Toward Training-Free Zero-Shot Anomaly Detection in 3D Medical Images: A Batch-Based Approach Using 2D Foundation Models

作者:

Zero-shot anomaly detection (ZSAD) is attractive for medical imaging because clinical systems must handle heterogeneous acquisition protocols, changing patient populations, and pathologies for which annotated training data may be unavailable. Most existing zero-shot anomaly detection methods are designed for 2D images, and their direct extension to 3D medical volumes is limited by the scarcity of large-scale volumetric foundation models or by the difficulty of utilizing volumetric context. We propose CS3F, a training-free batch-based framework for ZSAD in 3D medical images using 2D foundation models.
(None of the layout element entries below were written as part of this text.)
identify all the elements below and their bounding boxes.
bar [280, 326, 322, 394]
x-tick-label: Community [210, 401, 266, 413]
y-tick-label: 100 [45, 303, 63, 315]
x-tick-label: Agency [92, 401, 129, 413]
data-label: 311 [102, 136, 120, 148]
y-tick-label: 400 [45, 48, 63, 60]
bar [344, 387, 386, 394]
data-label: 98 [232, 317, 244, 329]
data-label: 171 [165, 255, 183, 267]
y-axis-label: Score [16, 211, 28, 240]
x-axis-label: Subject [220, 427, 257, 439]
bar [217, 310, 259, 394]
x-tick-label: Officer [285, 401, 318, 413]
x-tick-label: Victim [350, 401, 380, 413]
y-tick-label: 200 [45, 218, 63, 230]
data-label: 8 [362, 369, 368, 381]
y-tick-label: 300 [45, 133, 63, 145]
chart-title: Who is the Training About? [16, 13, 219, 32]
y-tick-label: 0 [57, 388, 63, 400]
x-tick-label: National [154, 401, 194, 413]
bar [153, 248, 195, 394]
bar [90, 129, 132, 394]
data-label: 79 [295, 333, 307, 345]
Each volume is decomposed along multiple anatomical axes and encoded slice-wise by a 2D vision transformer. These are then converted into localized volumetric tokens by pooling neighboring slice features. Anomaly scores are obtained from cross-subject mutual similarity: tokens that lack close analogues in other subjects are assigned higher anomaly scores. To reduce the attenuation of focal lesion signals caused by depth pooling, we introduce a coarse-to-fine tokenization strategy that enables fine-resolution volumetric scoring without exhaustive matching. CS3F is evaluated on brain MRI across metastases, glioma, and stroke, as well as validated on lung CT to test generalizability beyond atlas-aligned brain MRI. The results show that frozen 2D foundation models can support anomaly localization in 3D medical images, and that the benefit of fine tokenization depends strongly on lesion contrast and imaging modality.